Образный ряд “Баттуты” продуман Бартабасом с дотошностью и тонкостью его прежних работ. Вот первое явление невесты после пестрой кавалькады — белое платье и белая, в три метра, фата, на конце которой болтается белый же надувной шар с изображением белых гусей. Потом на фате будет много маленьких беленьких шариков, а затем — уже две фаты с изображением белого и черного гусей.
В этот раз у Бартабаса искусство больше демонстрируют не кони, а люди. Жокей в оранжевом костюме — дружок жениха, — стоя на крупе коня, раздевается, и в публику летят рубашка, галстук, брюки и часы. А в это время другой наездник выхватывает у зрителя-ротозея сумочку, и публика, как дети, верит в чистоту эксперимента, забыв про всяких подсадных. Даже артиста, переодетого в медведя, она поначалу принимает за натурального зверя. А зверь не дурак — залезает на лошадь, а дальше, совсем обнаглев, вступает в непристойные отношения с подружкой невесты, которая от него рожает маленького медвежонка.

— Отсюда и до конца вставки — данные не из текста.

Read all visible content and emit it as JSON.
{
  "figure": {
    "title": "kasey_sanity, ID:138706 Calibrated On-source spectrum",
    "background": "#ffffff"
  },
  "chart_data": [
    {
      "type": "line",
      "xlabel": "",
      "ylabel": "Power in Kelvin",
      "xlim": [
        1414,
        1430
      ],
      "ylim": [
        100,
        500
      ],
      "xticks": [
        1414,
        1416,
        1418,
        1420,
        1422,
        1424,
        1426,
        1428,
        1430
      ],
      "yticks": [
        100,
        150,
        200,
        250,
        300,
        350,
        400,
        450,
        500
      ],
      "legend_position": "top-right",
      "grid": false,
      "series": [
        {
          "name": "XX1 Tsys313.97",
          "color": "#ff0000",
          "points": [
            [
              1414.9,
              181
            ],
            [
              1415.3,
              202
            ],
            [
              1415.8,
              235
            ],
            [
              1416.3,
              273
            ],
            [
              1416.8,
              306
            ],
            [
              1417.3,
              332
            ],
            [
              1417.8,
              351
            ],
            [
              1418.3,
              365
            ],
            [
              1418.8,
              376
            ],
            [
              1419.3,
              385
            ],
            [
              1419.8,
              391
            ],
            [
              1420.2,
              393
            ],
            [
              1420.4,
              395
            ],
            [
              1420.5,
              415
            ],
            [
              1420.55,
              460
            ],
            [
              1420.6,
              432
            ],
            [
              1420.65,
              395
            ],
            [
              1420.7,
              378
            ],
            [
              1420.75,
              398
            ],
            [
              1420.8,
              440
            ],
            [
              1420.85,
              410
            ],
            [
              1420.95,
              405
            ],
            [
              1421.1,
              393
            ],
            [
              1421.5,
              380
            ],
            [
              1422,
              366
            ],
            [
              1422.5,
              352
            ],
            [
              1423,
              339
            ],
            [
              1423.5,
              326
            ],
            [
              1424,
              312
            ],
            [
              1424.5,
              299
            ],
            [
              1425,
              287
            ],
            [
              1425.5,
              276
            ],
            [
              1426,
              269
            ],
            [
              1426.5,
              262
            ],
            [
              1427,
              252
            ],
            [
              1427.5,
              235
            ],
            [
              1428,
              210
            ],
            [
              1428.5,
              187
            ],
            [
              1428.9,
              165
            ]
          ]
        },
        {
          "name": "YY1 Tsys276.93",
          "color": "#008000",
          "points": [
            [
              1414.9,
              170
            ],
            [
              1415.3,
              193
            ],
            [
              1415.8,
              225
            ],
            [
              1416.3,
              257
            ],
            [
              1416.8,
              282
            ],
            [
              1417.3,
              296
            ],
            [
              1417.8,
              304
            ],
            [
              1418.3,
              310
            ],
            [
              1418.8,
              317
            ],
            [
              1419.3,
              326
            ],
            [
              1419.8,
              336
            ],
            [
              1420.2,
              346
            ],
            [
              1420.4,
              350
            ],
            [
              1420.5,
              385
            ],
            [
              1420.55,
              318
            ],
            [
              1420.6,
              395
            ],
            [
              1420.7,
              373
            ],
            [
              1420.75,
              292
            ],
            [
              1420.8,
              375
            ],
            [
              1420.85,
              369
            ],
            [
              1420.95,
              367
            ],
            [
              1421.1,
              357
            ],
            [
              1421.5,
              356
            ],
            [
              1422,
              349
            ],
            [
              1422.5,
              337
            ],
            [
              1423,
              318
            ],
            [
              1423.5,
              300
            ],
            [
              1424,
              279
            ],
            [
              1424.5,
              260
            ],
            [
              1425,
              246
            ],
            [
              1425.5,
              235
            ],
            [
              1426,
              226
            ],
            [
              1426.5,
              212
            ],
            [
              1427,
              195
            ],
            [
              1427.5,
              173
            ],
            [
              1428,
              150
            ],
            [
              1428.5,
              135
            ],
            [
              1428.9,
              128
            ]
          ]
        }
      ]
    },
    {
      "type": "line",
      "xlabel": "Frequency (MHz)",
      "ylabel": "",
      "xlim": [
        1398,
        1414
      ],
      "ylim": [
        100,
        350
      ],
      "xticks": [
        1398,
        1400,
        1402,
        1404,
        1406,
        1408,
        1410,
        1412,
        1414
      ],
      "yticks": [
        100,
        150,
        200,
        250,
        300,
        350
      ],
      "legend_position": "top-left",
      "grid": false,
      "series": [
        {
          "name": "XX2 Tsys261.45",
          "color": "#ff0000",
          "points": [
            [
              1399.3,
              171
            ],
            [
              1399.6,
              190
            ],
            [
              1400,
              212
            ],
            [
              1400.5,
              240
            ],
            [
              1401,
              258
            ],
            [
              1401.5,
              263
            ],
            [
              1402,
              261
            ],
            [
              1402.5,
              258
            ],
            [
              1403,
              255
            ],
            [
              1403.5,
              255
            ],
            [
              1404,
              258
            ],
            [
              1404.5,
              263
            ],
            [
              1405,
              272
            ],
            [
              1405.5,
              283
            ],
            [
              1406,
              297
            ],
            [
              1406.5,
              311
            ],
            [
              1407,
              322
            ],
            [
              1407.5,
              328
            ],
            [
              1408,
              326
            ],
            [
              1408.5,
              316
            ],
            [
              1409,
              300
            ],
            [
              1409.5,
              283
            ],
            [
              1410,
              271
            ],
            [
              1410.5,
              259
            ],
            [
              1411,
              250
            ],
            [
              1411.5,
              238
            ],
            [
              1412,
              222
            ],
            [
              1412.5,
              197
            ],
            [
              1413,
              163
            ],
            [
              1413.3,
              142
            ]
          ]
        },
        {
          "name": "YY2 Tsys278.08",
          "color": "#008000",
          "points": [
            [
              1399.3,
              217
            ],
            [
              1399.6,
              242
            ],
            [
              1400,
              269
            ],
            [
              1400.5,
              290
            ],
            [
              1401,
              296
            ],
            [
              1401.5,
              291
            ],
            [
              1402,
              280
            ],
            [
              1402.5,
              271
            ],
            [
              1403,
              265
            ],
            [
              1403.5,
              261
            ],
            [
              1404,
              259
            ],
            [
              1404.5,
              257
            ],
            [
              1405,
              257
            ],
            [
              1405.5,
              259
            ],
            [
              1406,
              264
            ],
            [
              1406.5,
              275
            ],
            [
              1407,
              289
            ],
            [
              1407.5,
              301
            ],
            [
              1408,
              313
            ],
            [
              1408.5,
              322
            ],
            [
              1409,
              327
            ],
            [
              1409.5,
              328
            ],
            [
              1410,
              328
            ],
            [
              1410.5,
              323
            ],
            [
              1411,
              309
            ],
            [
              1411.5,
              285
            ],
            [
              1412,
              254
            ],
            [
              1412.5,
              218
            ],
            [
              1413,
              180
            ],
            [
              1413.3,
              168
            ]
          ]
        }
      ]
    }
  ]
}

Представление, рассчитанное на полтора часа по минутам, пролетает как пуля из цыганского ружья. С просвистом, с драйвом, точно поражая цель. В финале выезжает сам цыганский барон — Бартабас, в богатом костюме под зебру на маленьком ослике. Барон имеет обнаглевше-довольный вид, как будто взял банк. И, наконец, вылетает мужик на черном скакуне, он держит за ноги гуся, улетающего в небо.